For the panel on the DC output side the phasing on the input side does not really matter. And you can tie all of the buses together on the AC panel used for DC since you will never be trying to share neutrals.
No such thing as an MWBC for DC unless you have both positive and negative polarity outputs from the DC supply.
And in that case you would want to use a single phase three wire panel, not a three phase panel.
 

adamscb

Senior Member
Location
USA
Occupation
EE
For the panel on the DC output side the phasing on the input side does not really matter. And you can tie all of the buses together on the AC panel used for DC since you will never be trying to share neutrals.
No such thing as an MWBC for DC unless you have both positive and negative polarity outputs from the DC supply.
And in that case you would want to use a single phase three wire panel, not a three phase panel.

Sorry I didn't specify, what I meant by 28/56VDC is one +28VDC supply and one -28VDC supply.
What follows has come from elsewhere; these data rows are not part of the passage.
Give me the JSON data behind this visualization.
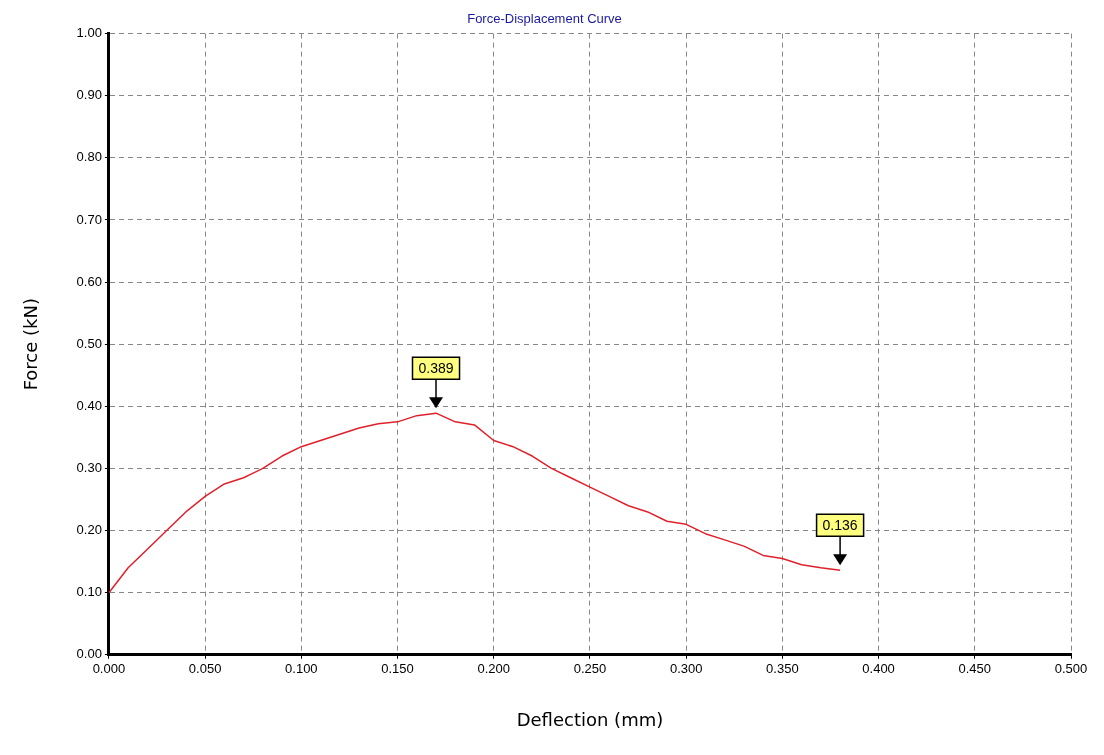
{
  "chart_data": {
    "type": "line",
    "title": "Force-Displacement Curve",
    "xlabel": "Deflection (mm)",
    "ylabel": "Force (kN)",
    "x": [
      0,
      0.01,
      0.02,
      0.03,
      0.04,
      0.05,
      0.06,
      0.07,
      0.08,
      0.09,
      0.1,
      0.11,
      0.12,
      0.13,
      0.14,
      0.15,
      0.16,
      0.17,
      0.18,
      0.19,
      0.2,
      0.21,
      0.22,
      0.23,
      0.24,
      0.25,
      0.26,
      0.27,
      0.28,
      0.29,
      0.3,
      0.31,
      0.32,
      0.33,
      0.34,
      0.35,
      0.36,
      0.37,
      0.38
    ],
    "series": [
      {
        "color": "#e0202a",
        "values": [
          0.1,
          0.14,
          0.17,
          0.2,
          0.23,
          0.255,
          0.275,
          0.285,
          0.3,
          0.32,
          0.335,
          0.345,
          0.355,
          0.365,
          0.372,
          0.375,
          0.385,
          0.389,
          0.375,
          0.37,
          0.345,
          0.335,
          0.32,
          0.3,
          0.285,
          0.27,
          0.255,
          0.24,
          0.23,
          0.215,
          0.21,
          0.195,
          0.185,
          0.175,
          0.16,
          0.155,
          0.145,
          0.14,
          0.136
        ]
      }
    ],
    "xlim": [
      0,
      0.5
    ],
    "xticks": [
      {
        "value": 0,
        "label": "0.000"
      },
      {
        "value": 0.05,
        "label": "0.050"
      },
      {
        "value": 0.1,
        "label": "0.100"
      },
      {
        "value": 0.15,
        "label": "0.150"
      },
      {
        "value": 0.2,
        "label": "0.200"
      },
      {
        "value": 0.25,
        "label": "0.250"
      },
      {
        "value": 0.3,
        "label": "0.300"
      },
      {
        "value": 0.35,
        "label": "0.350"
      },
      {
        "value": 0.4,
        "label": "0.400"
      },
      {
        "value": 0.45,
        "label": "0.450"
      },
      {
        "value": 0.5,
        "label": "0.500"
      }
    ],
    "ylim": [
      0,
      1
    ],
    "yticks": [
      {
        "value": 0,
        "label": "0.00"
      },
      {
        "value": 0.1,
        "label": "0.10"
      },
      {
        "value": 0.2,
        "label": "0.20"
      },
      {
        "value": 0.3,
        "label": "0.30"
      },
      {
        "value": 0.4,
        "label": "0.40"
      },
      {
        "value": 0.5,
        "label": "0.50"
      },
      {
        "value": 0.6,
        "label": "0.60"
      },
      {
        "value": 0.7,
        "label": "0.70"
      },
      {
        "value": 0.8,
        "label": "0.80"
      },
      {
        "value": 0.9,
        "label": "0.90"
      },
      {
        "value": 1,
        "label": "1.00"
      }
    ],
    "grid": true,
    "legend": false,
    "marker": "none",
    "line_style": "solid",
    "annotations": [
      {
        "text": "0.389",
        "x": 0.17,
        "y": 0.389
      },
      {
        "text": "0.136",
        "x": 0.38,
        "y": 0.136
      }
    ]
  }
}
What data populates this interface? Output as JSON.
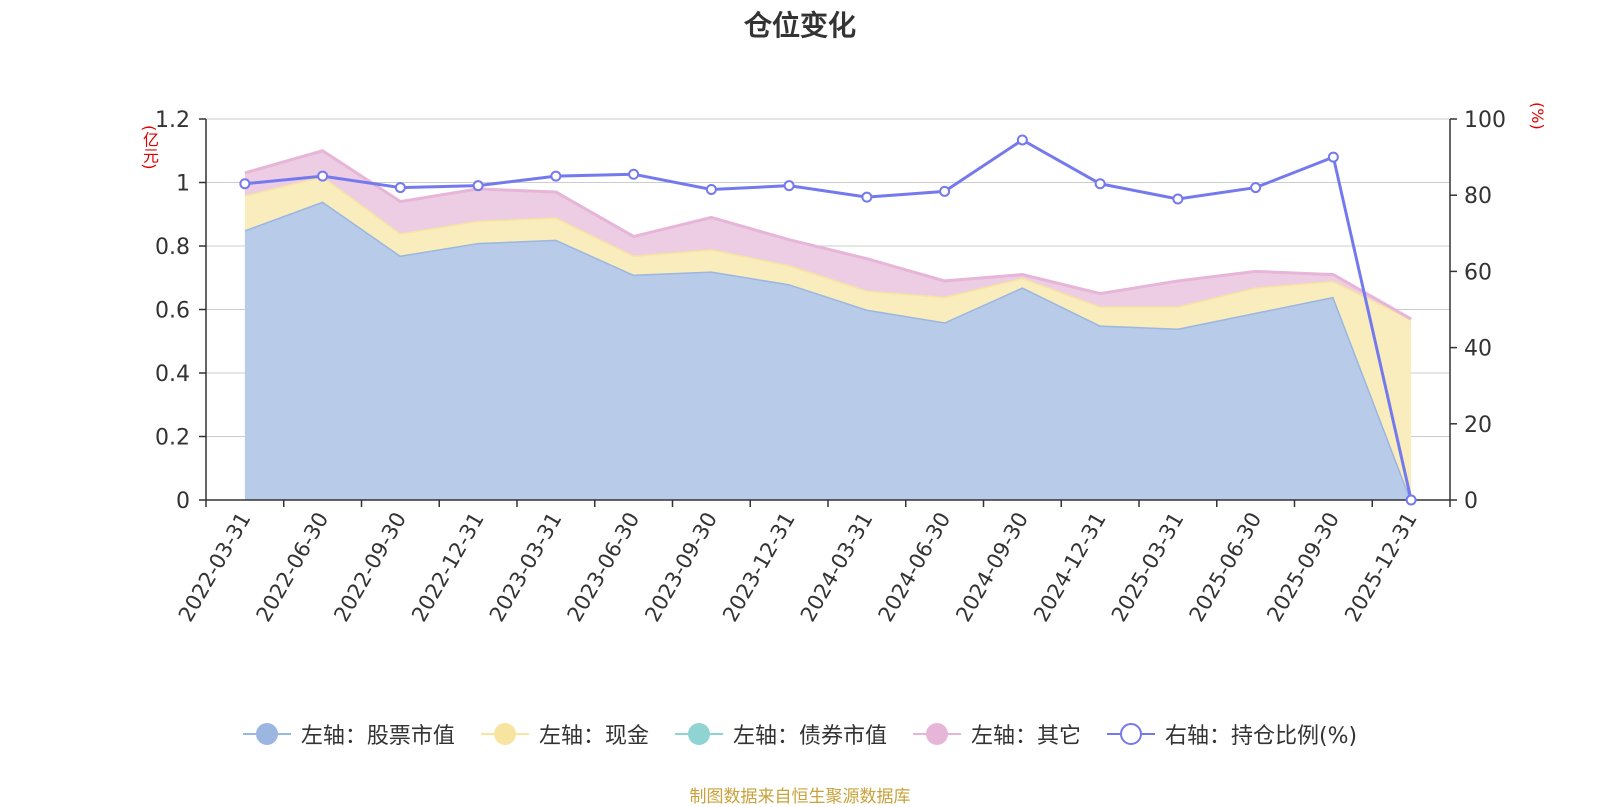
{
  "chart_data": {
    "type": "area",
    "title": "仓位变化",
    "left_axis_unit": "(亿元)",
    "right_axis_unit": "(%)",
    "categories": [
      "2022-03-31",
      "2022-06-30",
      "2022-09-30",
      "2022-12-31",
      "2023-03-31",
      "2023-06-30",
      "2023-09-30",
      "2023-12-31",
      "2024-03-31",
      "2024-06-30",
      "2024-09-30",
      "2024-12-31",
      "2025-03-31",
      "2025-06-30",
      "2025-09-30",
      "2025-12-31"
    ],
    "left_ticks": [
      "0",
      "0.2",
      "0.4",
      "0.6",
      "0.8",
      "1",
      "1.2"
    ],
    "right_ticks": [
      "0",
      "20",
      "40",
      "60",
      "80",
      "100"
    ],
    "ylim_left": [
      0,
      1.2
    ],
    "ylim_right": [
      0,
      100
    ],
    "series": [
      {
        "name": "左轴：股票市值",
        "axis": "left",
        "stack": true,
        "color": "#9bb6e0",
        "fill": "#b8cbe9",
        "values": [
          0.85,
          0.94,
          0.77,
          0.81,
          0.82,
          0.71,
          0.72,
          0.68,
          0.6,
          0.56,
          0.67,
          0.55,
          0.54,
          0.59,
          0.64,
          0.0
        ]
      },
      {
        "name": "左轴：现金",
        "axis": "left",
        "stack": true,
        "color": "#f7e4a0",
        "fill": "#f9ecbd",
        "values": [
          0.11,
          0.08,
          0.07,
          0.07,
          0.07,
          0.06,
          0.07,
          0.06,
          0.06,
          0.08,
          0.03,
          0.06,
          0.07,
          0.08,
          0.05,
          0.57
        ]
      },
      {
        "name": "左轴：债券市值",
        "axis": "left",
        "stack": true,
        "color": "#8fd3d3",
        "fill": "#a9dede",
        "values": [
          0,
          0,
          0,
          0,
          0,
          0,
          0,
          0,
          0,
          0,
          0,
          0,
          0,
          0,
          0,
          0
        ]
      },
      {
        "name": "左轴：其它",
        "axis": "left",
        "stack": true,
        "color": "#e6b5d8",
        "fill": "#edcde4",
        "values": [
          0.07,
          0.08,
          0.1,
          0.1,
          0.08,
          0.06,
          0.1,
          0.08,
          0.1,
          0.05,
          0.01,
          0.04,
          0.08,
          0.05,
          0.02,
          0.0
        ]
      },
      {
        "name": "右轴：持仓比例(%)",
        "axis": "right",
        "stack": false,
        "color": "#7479ee",
        "values": [
          83,
          85,
          82,
          82.5,
          85,
          85.5,
          81.5,
          82.5,
          79.5,
          81,
          94.5,
          83,
          79,
          82,
          90,
          0
        ]
      }
    ]
  },
  "legend": [
    {
      "label": "左轴：股票市值",
      "color": "#9bb6e0",
      "hollow": false
    },
    {
      "label": "左轴：现金",
      "color": "#f7e4a0",
      "hollow": false
    },
    {
      "label": "左轴：债券市值",
      "color": "#8fd3d3",
      "hollow": false
    },
    {
      "label": "左轴：其它",
      "color": "#e6b5d8",
      "hollow": false
    },
    {
      "label": "右轴：持仓比例(%)",
      "color": "#7479ee",
      "hollow": true
    }
  ],
  "source": "制图数据来自恒生聚源数据库"
}
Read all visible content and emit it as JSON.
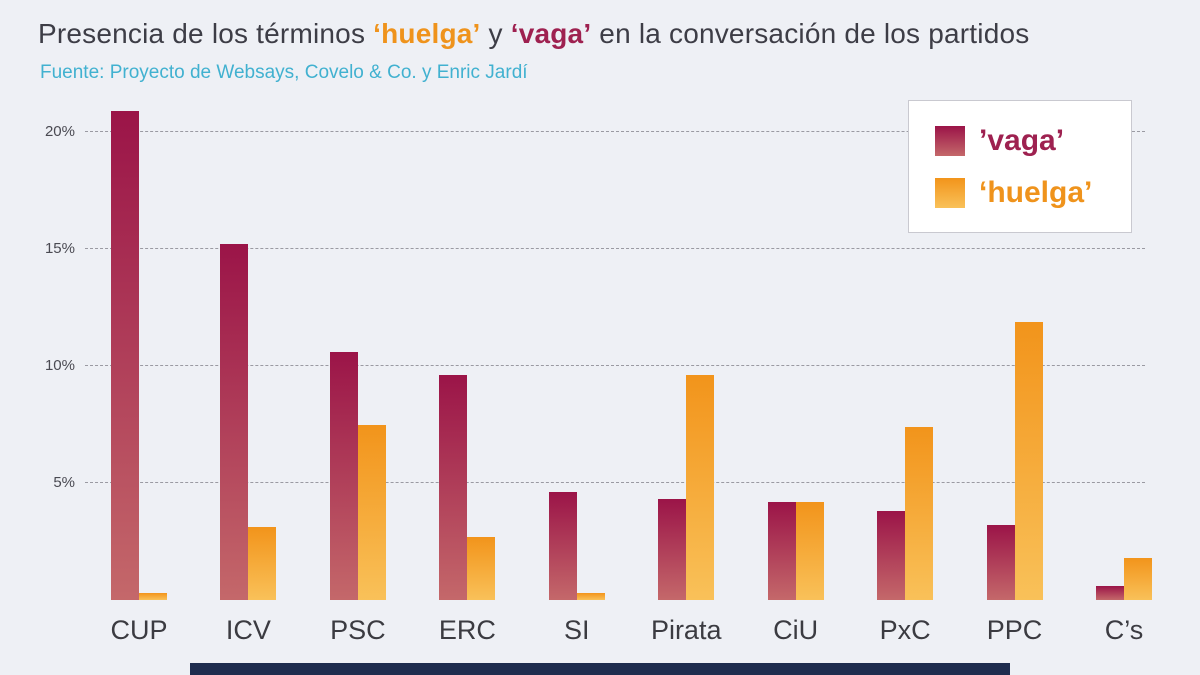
{
  "title": {
    "prefix": "Presencia de los términos ",
    "term_huelga": "‘huelga’",
    "middle": " y ",
    "term_vaga": "‘vaga’",
    "suffix": " en la conversación de los partidos"
  },
  "source": "Fuente: Proyecto de Websays, Covelo & Co. y Enric Jardí",
  "legend": {
    "vaga_label": "’vaga’",
    "huelga_label": "‘huelga’"
  },
  "colors": {
    "vaga_top": "#9b1448",
    "vaga_bottom": "#c4686a",
    "huelga_top": "#f2941b",
    "huelga_bottom": "#f9c159",
    "vaga_text": "#9e2150",
    "huelga_text": "#ef931c",
    "title_text": "#3d3d46",
    "source_text": "#41b1d0",
    "background": "#eef0f5",
    "footer": "#1e2c4e"
  },
  "chart_data": {
    "type": "bar",
    "categories": [
      "CUP",
      "ICV",
      "PSC",
      "ERC",
      "SI",
      "Pirata",
      "CiU",
      "PxC",
      "PPC",
      "C’s"
    ],
    "series": [
      {
        "name": "vaga",
        "values": [
          20.9,
          15.2,
          10.6,
          9.6,
          4.6,
          4.3,
          4.2,
          3.8,
          3.2,
          0.6
        ]
      },
      {
        "name": "huelga",
        "values": [
          0.3,
          3.1,
          7.5,
          2.7,
          0.3,
          9.6,
          4.2,
          7.4,
          11.9,
          1.8
        ]
      }
    ],
    "title": "Presencia de los términos ‘huelga’ y ‘vaga’ en la conversación de los partidos",
    "xlabel": "",
    "ylabel": "",
    "ytick_values": [
      5,
      10,
      15,
      20
    ],
    "ytick_labels": [
      "5%",
      "10%",
      "15%",
      "20%"
    ],
    "ylim": [
      0,
      21.2
    ],
    "grid": "dashed-horizontal",
    "legend_position": "top-right"
  }
}
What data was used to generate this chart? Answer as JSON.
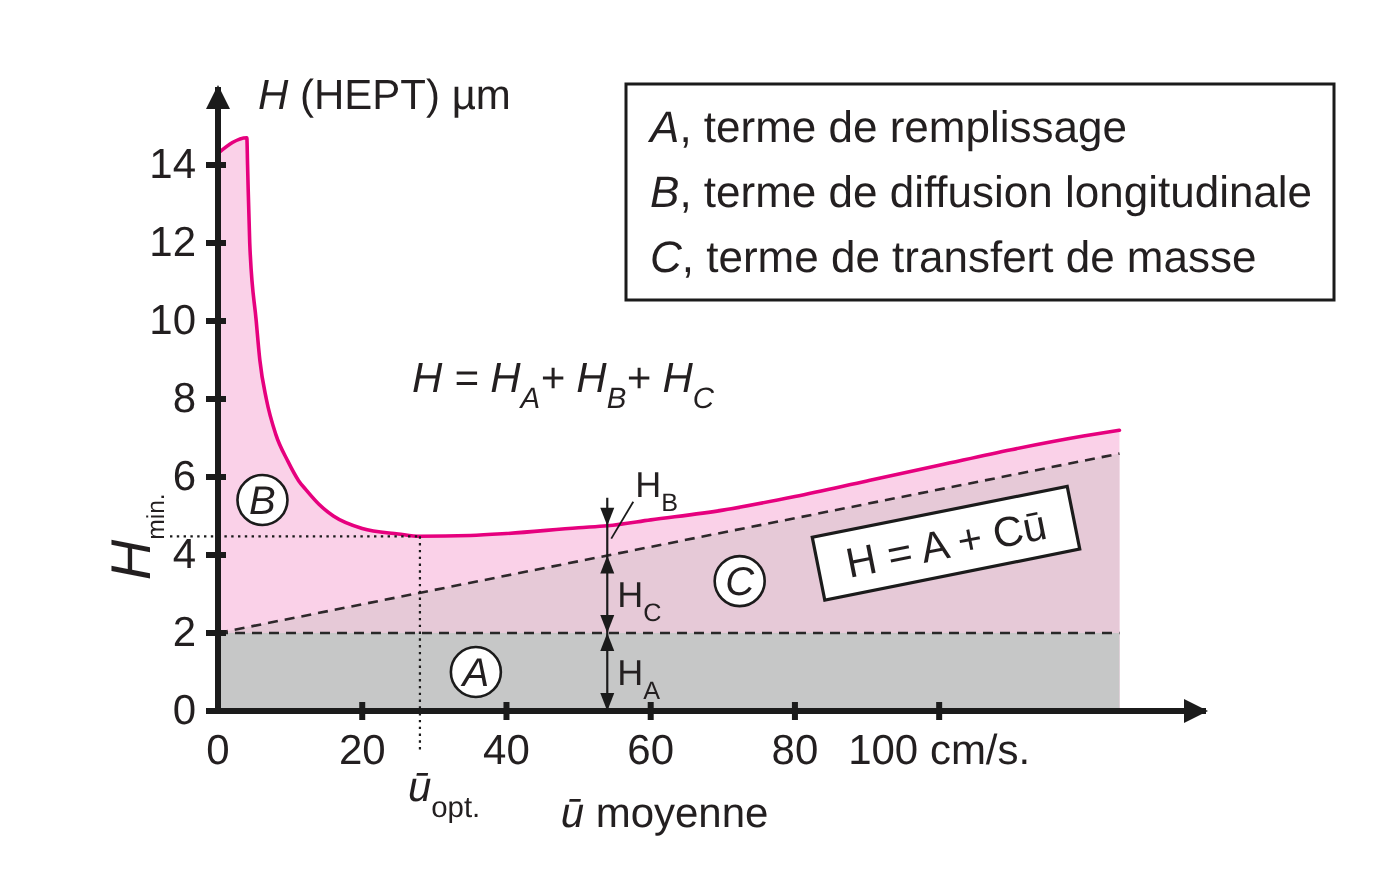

Could you not come off of this dual voltage power supply and feed one leg in the DC panel with +28, the other with -28? That way you could use all of the breaker spots in the panel. From the way I understood the OP, the existing DC panel is suitable for this application. And I'm slightly confused - from the OP he mentions a 125/250VDC panel being used, but not an AC panel that is being used for DC, or am I just extremely confused here?
 

GoldDigger

Moderator
Staff member
Location
Placerville, CA, USA
Occupation
Retired PV System Designer
Sorry I didn't specify, what I meant by 28/56VDC is one +28VDC supply and one -28VDC supply. Could you not come off of this dual voltage power supply and feed one leg in the DC panel with +28, the other with -28? That way you could use all of the breaker spots in the panel. From the way I understood the OP, the existing DC panel is suitable for this application. And I'm slightly confused - from the OP he mentions a 125/250VDC panel being used, but not an AC panel that is being used for DC, or am I just extremely confused here?
Yes. But so am I. :)
I am pretty sure that the OP is talking about repurposing an AC panel to handle the DC output(s) with breakers for several circuits coming from a larger common supply.
 

Jraef

Moderator, OTD
Staff member
Location
San Francisco Bay Area, CA, USA
Occupation
Electrical Engineer
Quit thinking of the panel as anything other than a convenient way of getting bus bar and breakers that plug into it. If it is a grounded DC system, connect [+] to both sets of bus and you can use them all, then connect the [-] circuits to the neutral bar (again, forget the term "neutral" as it would relate to AC, it's just the term for the bar itself). If it were NOT a grounded [-] DC system, then you would use 2 pole breakers and put [+] on one bus, [-] on the other one.

Also, sometimes people use 2 pole stand alone breakers on DC systems when the DC voltage is higher than the single pole DC rating of the breakers. So for example if you had breakers rated at 30VDC and you have a 48VDC system, you can often get 48VDC by wiring 2 poles in series with each other, because the arc clearing distance required for DC is higher, but is cumulative between contacts so more contacts in series results in being able to switch higher DC voltages. But that would not work on a panelboard system, it only works on stand-alone breakers. I'm just bringing this up to explain a possible reason behind why you have seen some DC systems use 2 pole breakers when it is grounded [-].
 

elec_eng

Senior Member
Quit thinking of the panel as anything other than a convenient way of getting bus bar and breakers that plug into it. If it is a grounded DC system, connect [+] to both sets of bus and you can use them all, then connect the [-] circuits to the neutral bar (again, forget the term "neutral" as it would relate to AC, it's just the term for the bar itself). If it were NOT a grounded [-] DC system, then you would use 2 pole breakers and put [+] on one bus, [-] on the other one.[/I]

Just curious, what would be the reasons to choose between "Grounded DC system" vs "Non-Grounded DC system"? Pro's and Con's?